8 min readNanotechnology – Counting Millions in the Billionth of a Meter!

The world of Science has been a Pandora’s box for even the most qualified observers. What was fiction yesterday is reality today. People have seen science with amazement like a wondering audience watching a magicians pull out a rabbit from his hat. Nanotechnology has been one of those concepts from the fictions, which is a reality for the present generation and will a be a driving technology for the future. To be explained in the words of William Powell ‘Nanotechnology is manufacturing with atoms’, the actual technology which lies behind this simple definition is far more complex and holds the secrets of tomorrow.

Nobel laureate physicist Richard Feynman had imagined right, when he said that there is possibility to build machines small enough to manufacture objects with atomic precision during his famous speech “There’s Plenty of Room at the Bottom” way back in 1959. Today his imaginative discourse is shaping into a technological textbook for the scientist across many domains and is more famously known as Nanotechnology. The impact of nanotechnology has been significant in the area of medicine especially in the highly innovative drug discovery domain.
Understanding the Nano World…
Nanotechnology if defined formally is – “research and technology development at the atomic, molecular and macromolecular levels in the length scale of approximately 1 nanometer to 100 nanometer range, to provide a fundamental understanding of phenomena and materials at the nanoscale and to create and use structures, devices and systems that have novel properties and functions because of their small and/or intermediate size.” (as per the definition given by US Government’s National Nanotechnology Initiative). Nanotechnology as such cannot be demarked as an industry as it is a set of tools and techniques that can have an immense impact on many sectors including medical and its affiliated fields. The various technologies can be classified for the sake of their study in relevance to the medical and affiliated fields like drug discovery. The classification is as follow: Nano–enabled tools, Nano-particles, Nano-enabled Dugs, Nano-enabled tools – Some of the tools studied under this are Atomic Force Microscopy, Nano-Mass Spectrometry, Dip-pen Nanolithography, Nano-Arrays.

Atomic Force Microscopy (AFM) –
Binng, Quate and Gerber developed this technique in 1986. This is also called Scanning Force Microscopy (SFM).
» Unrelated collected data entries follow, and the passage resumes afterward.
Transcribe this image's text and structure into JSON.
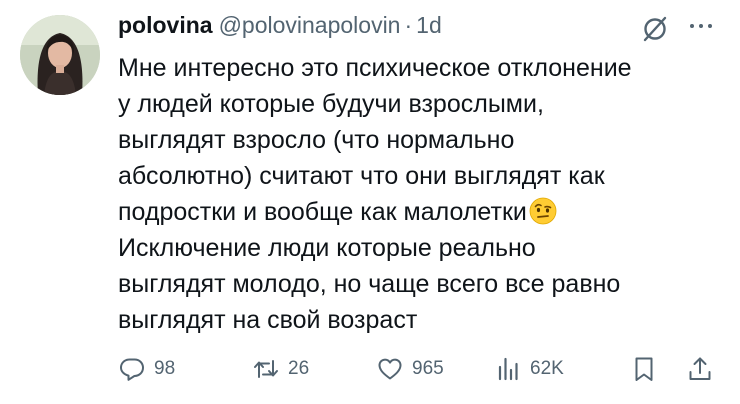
{
  "tweet": {
    "author_name": "polovina",
    "handle": "@polovinapolovin",
    "separator": "·",
    "time": "1d",
    "text_lines": [
      "Мне интересно это психическое отклонение",
      "у людей которые будучи взрослыми,",
      "выглядят взросло (что нормально",
      "абсолютно) считают что они выглядят как",
      "подростки и вообще как малолетки",
      "Исключение люди которые реально",
      "выглядят молодо, но чаще всего все равно",
      "выглядят на свой возраст"
    ],
    "emoji": "raised-eyebrow-face"
  },
  "actions": {
    "replies": "98",
    "reposts": "26",
    "likes": "965",
    "views": "62K"
  },
  "icons": {
    "reply": "speech-bubble-icon",
    "repost": "repost-arrows-icon",
    "like": "heart-icon",
    "views": "bar-chart-icon",
    "bookmark": "bookmark-icon",
    "share": "share-upload-icon",
    "grok": "slashed-circle-icon",
    "more": "ellipsis-icon"
  },
  "colors": {
    "text": "#0f1419",
    "secondary": "#536471",
    "background": "#ffffff"
  }
}
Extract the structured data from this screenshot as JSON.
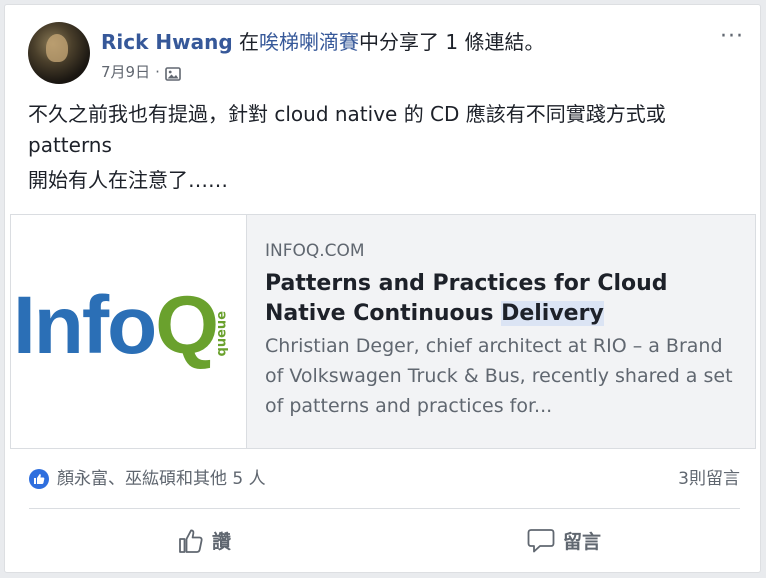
{
  "post": {
    "author_name": "Rick Hwang",
    "action_prefix": " 在",
    "group_name": "唉梯喇滴賽",
    "action_suffix": "中分享了 1 條連結。",
    "date": "7月9日",
    "meta_separator": " · ",
    "more_label": "···",
    "text_lines": [
      "不久之前我也有提過，針對 cloud native 的 CD 應該有不同實踐方式或 patterns",
      "開始有人在注意了……"
    ]
  },
  "link_preview": {
    "logo_main": "Info",
    "logo_q": "Q",
    "logo_queue": "ənənb",
    "domain": "INFOQ.COM",
    "title_part1": "Patterns and Practices for Cloud Native Continuous ",
    "title_highlight": "Delivery",
    "description": "Christian Deger, chief architect at RIO – a Brand of Volkswagen Truck & Bus, recently shared a set of patterns and practices for..."
  },
  "reactions": {
    "names": "顏永富、巫紘碩和其他 5 人",
    "comments": "3則留言"
  },
  "actions": {
    "like_label": "讚",
    "comment_label": "留言"
  },
  "colors": {
    "link_blue": "#365899",
    "like_blue": "#2f6fde",
    "infoq_blue": "#2b6fb6",
    "infoq_green": "#6aa12d"
  }
}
This technique utilizes a sharp probe moving over the surface of a sample in a raster scan. This was one of the first commercial applications of the Nanotechnology. This has been used for greater understanding of the chemical dynamics of how cells react to stimuli, which may prove particularly significant for drug discovery.

Dip-Pen Nanolithography:
It is a scanning probe nanopatterning technique in which a scanning force microscopy tip is used to deliver molecules to a surface via a solvent meniscus, which naturally forms in the ambient atmosphere. It is both a fabrication and imaging tool, as the patterned areas can be imaged with clean or ink-coated tips.

Nano Arrays:
This technology helps in effectively screening very small quantities of individual proteins screened against a large set of drug targets.

Nano-particles – Quantum Dots, Nano Shells, Nanobarcode particles, Dendrimers, Colloids.